NO WRITER ATTRIBUTED

"A strong literary movement which will put the United States at the head of Anglo-Saxon literature is now rising," stated Harrison Smith, a member of the publishing house of William Faulkner.

"A generation of English writers of pre-war vintage is dying out rapidly. Today, many older writers have obviously become part of their own period as they do not reflect the extraordinarily changed conditions in modern life. It is difficult to find in the younger English writers the sort of intense seriousness and vitality that is in the younger American authors. Writers like Dos Passes, Hemingway, Faulkner, are for the first time being accepted seriously in Europe as well as in America. It was Sinclair Lewis," winning the Nobel prize that gave Europe its first appreciation of the fact that Americans had something to say. Men like William March, Halper, Thomas Wolf, Claire Spencer, the author of an astounding novel, "Gallows Orchard," and a dozen others are making a literary future for America. The years of experimenting with form are almost at an end, classicism is returning, and simplicity and a straight-forward narrative is found to be the most powerful weapon at the writer's command.

Mr. Smith optimistically feels that the time has come for the writer, painter, and artist. The young man in college should not be ashamed in asking for support from anyone in the first years of his struggle. His works should be deeply serious; he should turn his back on the motion picture and popular magazine, and financial rewards will follow easily enough. Sinclair Lewis made much more money last year than the president of the United States.

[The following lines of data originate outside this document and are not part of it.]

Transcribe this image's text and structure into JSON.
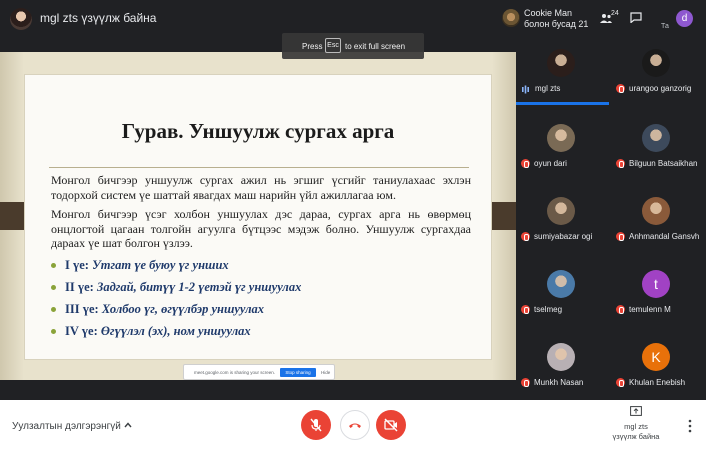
{
  "topbar": {
    "presenter_title": "mgl zts үзүүлж байна",
    "cookie_name_line1": "Cookie Man",
    "cookie_name_line2": "болон бусад 21",
    "people_count": "24",
    "ta_label": "Та",
    "self_initial": "d"
  },
  "toast": {
    "press": "Press",
    "key": "Esc",
    "rest": "to exit full screen"
  },
  "slide": {
    "title": "Гурав. Уншуулж сургах арга",
    "paragraph1": "Монгол бичгээр уншуулж сургах ажил нь эгшиг үсгийг таниулахаас эхлэн тодорхой систем үе шаттай явагдах маш нарийн үйл ажиллагаа юм.",
    "paragraph2": "Монгол бичгээр үсэг холбон уншуулах дэс дараа, сургах арга нь өвөрмөц онцлогтой цагаан толгойн агуулга бүтцээс мэдэж болно. Уншуулж сургахдаа дараах үе шат болгон үзлээ.",
    "bullets": [
      {
        "label": "I үе:",
        "text": "Утгат үе буюу үг унших"
      },
      {
        "label": "II үе:",
        "text": "Задгай, битүү 1-2 үетэй үг уншуулах"
      },
      {
        "label": "III үе:",
        "text": "Холбоо үг, өгүүлбэр уншуулах"
      },
      {
        "label": "IV үе:",
        "text": "Өгүүлэл (эх), ном уншуулах"
      }
    ]
  },
  "share_bar": {
    "text": "meet.google.com is sharing your screen.",
    "stop": "Stop sharing",
    "hide": "Hide"
  },
  "participants": [
    {
      "name": "mgl zts",
      "avatar_color": "#2b1e1b",
      "speaking": true
    },
    {
      "name": "urangoo ganzorig",
      "avatar_color": "#1a1a1a",
      "speaking": false
    },
    {
      "name": "oyun dari",
      "avatar_color": "#7a6a55",
      "speaking": false
    },
    {
      "name": "Bilguun Batsaikhan",
      "avatar_color": "#3d4a5c",
      "speaking": false
    },
    {
      "name": "sumiyabazar ogi",
      "avatar_color": "#6b5a48",
      "speaking": false
    },
    {
      "name": "Anhmandal Gansvh",
      "avatar_color": "#8a5a3a",
      "speaking": false
    },
    {
      "name": "tselmeg",
      "avatar_color": "#4a7aa8",
      "speaking": false
    },
    {
      "name": "temulenn M",
      "avatar_color": "#a142c4",
      "letter": "t",
      "speaking": false
    },
    {
      "name": "Munkh Nasan",
      "avatar_color": "#b8b0b4",
      "speaking": false
    },
    {
      "name": "Khulan Enebish",
      "avatar_color": "#e8710a",
      "letter": "K",
      "speaking": false
    }
  ],
  "bottombar": {
    "meeting_label": "Уулзалтын дэлгэрэнгүй",
    "present_line1": "mgl zts",
    "present_line2": "үзүүлж байна"
  },
  "colors": {
    "accent": "#1a73e8",
    "danger": "#ea4335"
  }
}
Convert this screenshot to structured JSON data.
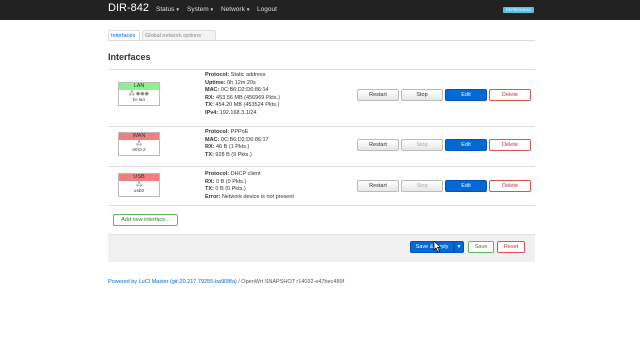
{
  "navbar": {
    "brand": "DIR-842",
    "items": [
      {
        "label": "Status"
      },
      {
        "label": "System"
      },
      {
        "label": "Network"
      },
      {
        "label": "Logout"
      }
    ],
    "badge": "REFRESHING"
  },
  "tabs": [
    {
      "label": "Interfaces"
    },
    {
      "label": "Global network options"
    }
  ],
  "section_title": "Interfaces",
  "interfaces": [
    {
      "name": "LAN",
      "color": "#90ee90",
      "device": "br-lan",
      "fields": [
        {
          "k": "Protocol:",
          "v": "Static address"
        },
        {
          "k": "Uptime:",
          "v": "0h 12m 20s"
        },
        {
          "k": "MAC:",
          "v": "0C:B6:D2:D6:86:14"
        },
        {
          "k": "RX:",
          "v": "453.56 MB (456969 Pkts.)"
        },
        {
          "k": "TX:",
          "v": "454.20 MB (453524 Pkts.)"
        },
        {
          "k": "IPv4:",
          "v": "192.168.3.1/24"
        }
      ]
    },
    {
      "name": "WAN",
      "color": "#f08080",
      "device": "eth0.2",
      "fields": [
        {
          "k": "Protocol:",
          "v": "PPPoE"
        },
        {
          "k": "MAC:",
          "v": "0C:B6:D2:D6:86:17"
        },
        {
          "k": "RX:",
          "v": "46 B (1 Pkts.)"
        },
        {
          "k": "TX:",
          "v": "928 B (9 Pkts.)"
        }
      ]
    },
    {
      "name": "USB",
      "color": "#f08080",
      "device": "usb0",
      "fields": [
        {
          "k": "Protocol:",
          "v": "DHCP client"
        },
        {
          "k": "RX:",
          "v": "0 B (0 Pkts.)"
        },
        {
          "k": "TX:",
          "v": "0 B (0 Pkts.)"
        },
        {
          "k": "Error:",
          "v": "Network device is not present"
        }
      ]
    }
  ],
  "buttons": {
    "restart": "Restart",
    "stop": "Stop",
    "edit": "Edit",
    "delete": "Delete",
    "add": "Add new interface...",
    "save_apply": "Save & Apply",
    "save": "Save",
    "reset": "Reset"
  },
  "footer": {
    "luci_link": "Powered by LuCI Master (git-20.217.79255-ba908fa)",
    "rest": " / OpenWrt SNAPSHOT r14032-e47bec489f"
  }
}
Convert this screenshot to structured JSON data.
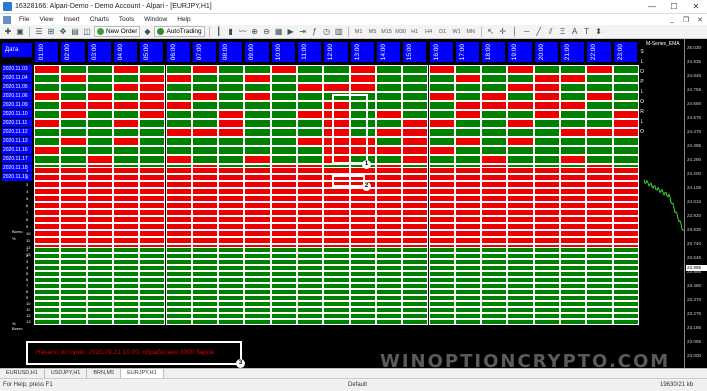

When asked about G. B. Shaw, Mr. Smith replied that the American public is fascinated by a name and does not discriminate between a brilliant past and a dull present. It is fairly obvious, he continued, that Galsworthy had little to add in his later years to the reputation that the Forsy the Saga had established, that the world left the prolific H. G. Wells behind a decade ago, and that Shaw, in spite of his amazingly brilliant mind, has little to contribute to the thought of today.